By the Middle Ages, the name had become rare, but returned to common use in the 18th century. When the U.S. began keeping track of name popularity in 1880, it was #35, and stayed in the Top 100 (albeit on a very gradual downward decline) till 1950. Its highest rank was #32 in 1882.
Since dropping out of the Top 100, it’s mostly declined in popularity each year. In 2018, it was #872. The name is much more popular in England and Wales (#107), Sweden (#12), Denmark (#8), and Norway (#52).

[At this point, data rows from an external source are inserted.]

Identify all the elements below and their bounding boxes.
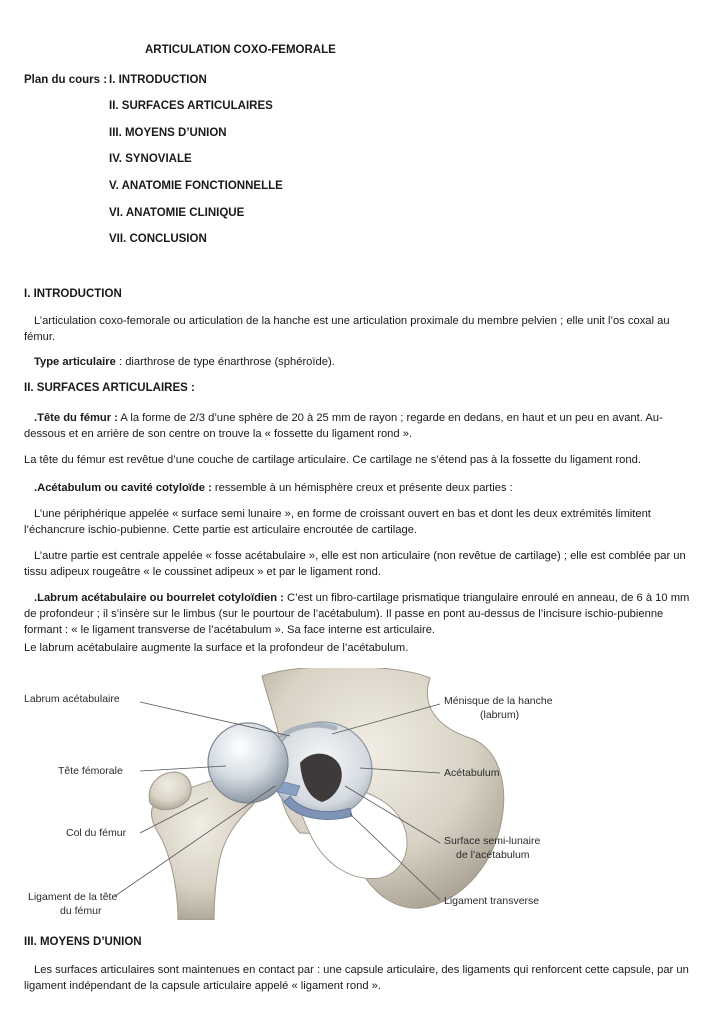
page-title: ARTICULATION COXO-FEMORALE (145, 44, 336, 56)
plan-item-1: I. INTRODUCTION (109, 74, 207, 86)
labrum-label: .Labrum acétabulaire ou bourrelet cotyloïdien : (34, 592, 284, 604)
femoral-head (208, 723, 288, 803)
plan-item-3: III. MOYENS D’UNION (109, 127, 227, 139)
type-label: Type articulaire (34, 356, 116, 368)
label-ligament-tete-2: du fémur (60, 905, 102, 917)
section-heading-introduction: I. INTRODUCTION (24, 288, 122, 300)
label-menisque-2: (labrum) (480, 709, 520, 721)
intro-paragraph: L’articulation coxo-femorale ou articulation de la hanche est une articulation proximale du membre pelvien ; elle unit l’os coxal au fémur. (24, 315, 670, 343)
moyens-union-paragraph: Les surfaces articulaires sont maintenues en contact par : une capsule articulaire, des ligaments qui renforcent cette capsule, par un ligament indépendant de la capsule articulaire appelé « ligament rond ». (24, 964, 689, 992)
label-acetabulum: Acétabulum (444, 767, 500, 779)
labrum-text: C’est un fibro-cartilage prismatique triangulaire enroulé en anneau, de 6 à 10 mm de profondeur ; il s’insère sur le limbus (sur le pourtour de l’acétabulum). Il passe en pont au-dessus de l’incisure ischio-pubienne formant : « le ligament transverse de l’acétabulum ». Sa face interne est articulaire. (24, 592, 690, 636)
label-tete-femorale: Tête fémorale (58, 765, 123, 777)
type-articulaire-paragraph (24, 354, 692, 370)
label-ligament-tete-1: Ligament de la tête (28, 891, 118, 903)
tete-label: .Tête du fémur : (34, 412, 118, 424)
plan-label: Plan du cours : (24, 74, 108, 86)
label-menisque-1: Ménisque de la hanche (444, 695, 553, 707)
label-surface-semi-lunaire-1: Surface semi-lunaire (444, 835, 541, 847)
labrum-summary-paragraph: Le labrum acétabulaire augmente la surface et la profondeur de l’acétabulum. (24, 642, 409, 654)
plan-item-6: VI. ANATOMIE CLINIQUE (109, 207, 245, 219)
plan-item-4: IV. SYNOVIALE (109, 153, 192, 165)
tete-femur-paragraph (24, 410, 692, 442)
section-heading-surfaces: II. SURFACES ARTICULAIRES : (24, 382, 195, 394)
fosse-acetabulaire-paragraph: L’autre partie est centrale appelée « fosse acétabulaire », elle est non articulaire (non revêtue de cartilage) ; elle est comblée par un tissu adipeux rougeâtre « le coussinet adipeux » et par le ligament rond. (24, 550, 686, 578)
plan-item-7: VII. CONCLUSION (109, 233, 207, 245)
label-labrum-acetabulaire: Labrum acétabulaire (24, 693, 120, 705)
label-col-du-femur: Col du fémur (66, 827, 127, 839)
labrum-paragraph (24, 590, 692, 638)
plan-item-2: II. SURFACES ARTICULAIRES (109, 100, 273, 112)
tete-cartilage-paragraph: La tête du fémur est revêtue d’une couche de cartilage articulaire. Ce cartilage ne s’étend pas à la fossette du ligament rond. (24, 454, 641, 466)
hip-joint-illustration (0, 668, 720, 920)
acetab-text: ressemble à un hémisphère creux et présente deux parties : (211, 482, 513, 494)
tete-text: A la forme de 2/3 d’une sphère de 20 à 25 mm de rayon ; regarde en dedans, en haut et un peu en avant. Au-dessous et en arrière de son centre on trouve la « fossette du ligament rond ». (24, 412, 663, 440)
surface-semi-lunaire-paragraph: L’une périphérique appelée « surface semi lunaire », en forme de croissant ouvert en bas et dont les deux extrémités limitent l’échancrure ischio-pubienne. Cette partie est articulaire encroutée de cartilage. (24, 508, 651, 536)
plan-item-5: V. ANATOMIE FONCTIONNELLE (109, 180, 283, 192)
acetabulum-paragraph (24, 480, 692, 496)
type-text: : diarthrose de type énarthrose (sphéroïde). (115, 356, 335, 368)
label-ligament-transverse: Ligament transverse (444, 895, 540, 907)
acetab-label: .Acétabulum ou cavité cotyloïde : (34, 482, 212, 494)
label-surface-semi-lunaire-2: de l’acétabulum (456, 849, 530, 861)
section-heading-moyens-union: III. MOYENS D’UNION (24, 936, 142, 948)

The variation Alfréd is Slovak, Czech, and Hungarian, and Alfreð is Icelandic. Other forms of Alfred include:
1. Alfredo is Spanish, Portuguese, Italian, Galician, Aragonese, and Esperanto.
2. Alfrēds is Latvian.
3. Alfredas is Lithuanian.
4. Alfrid is Tatar.
5. Alfredos is Greek.
6. Alfreeti is Finnish.
7. Alfried is a Dutch and German variation.
8. Alured is Manx.
9. Elfried is an alternate German and Dutch form.
10. Alfredu is Asturian and Sicilian.
11. Alperda is Basque.
1. Alfreda is English, Italian, German, and Polish.
2. Alfrédie is a rare Norman form.
3. Albrea is Middle English.
4. Alfredine is a rare French and English form.
5. Alverdine was occasionally used in English in the 19th century.
6. Alvedine is the 20th century form of the uncommon Alverdine.